Kurdish revolutionary

Ali Haydar Yıldız (1953 – 24 January 1973) was a Kurdish political activist and a founding member of the far-left Communist Party of Turkey/Marxist–Leninist (TKP/ML-TİKKO) insurgent organization in Turkey in 1972. Yıldız was shot and killed in a shoot-out with Turkish soldiers in 1973.

==Biography==
Ali Haydar Yıldız was born in 1953 in the village of Erturan in Palu, Elazığ to a Kurdish Alevi family. After finishing high school in Elazığ in 1970, he moved to Istanbul where he became influenced by people involved in the protests of 1968 and would join them in their activities.

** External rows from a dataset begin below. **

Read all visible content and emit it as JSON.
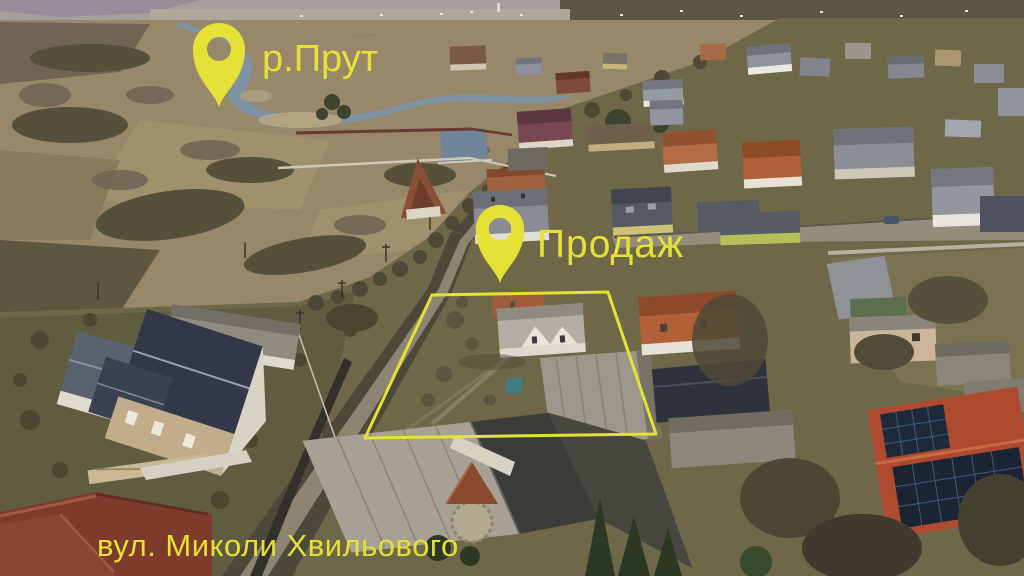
{
  "annotations": {
    "highlight_color": "#e6e136",
    "river_pin": {
      "icon": "map-pin",
      "label": "р.Прут"
    },
    "sale_pin": {
      "icon": "map-pin",
      "label": "Продаж"
    },
    "street_label": "вул. Миколи Хвильового",
    "property_boundary": {
      "shape": "quadrilateral",
      "stroke_color": "#e6e136"
    }
  }
}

In 1970, he was arrested by Turkish authorities and tortured for 48 hours in his month-long detention. His time in prison formed his view on the Kurdish question. After being released, he met İbrahim Kaypakkaya and they founded the TKP/ML-TİKKO in 1972.

===Death===
On 24 January 1973, Yıldız, Kaypakkaya and other members of TKP/ML-TİKKO lived in the village of Vartinik in Tunceli Province. When Turkish soldiers approached them, they attempted to flee but were hit by bullets and pretended to be dead. While the others were able to flee, Yıldız was left behind and died from his wounds. Kaypakkaya later died of his wounds as well.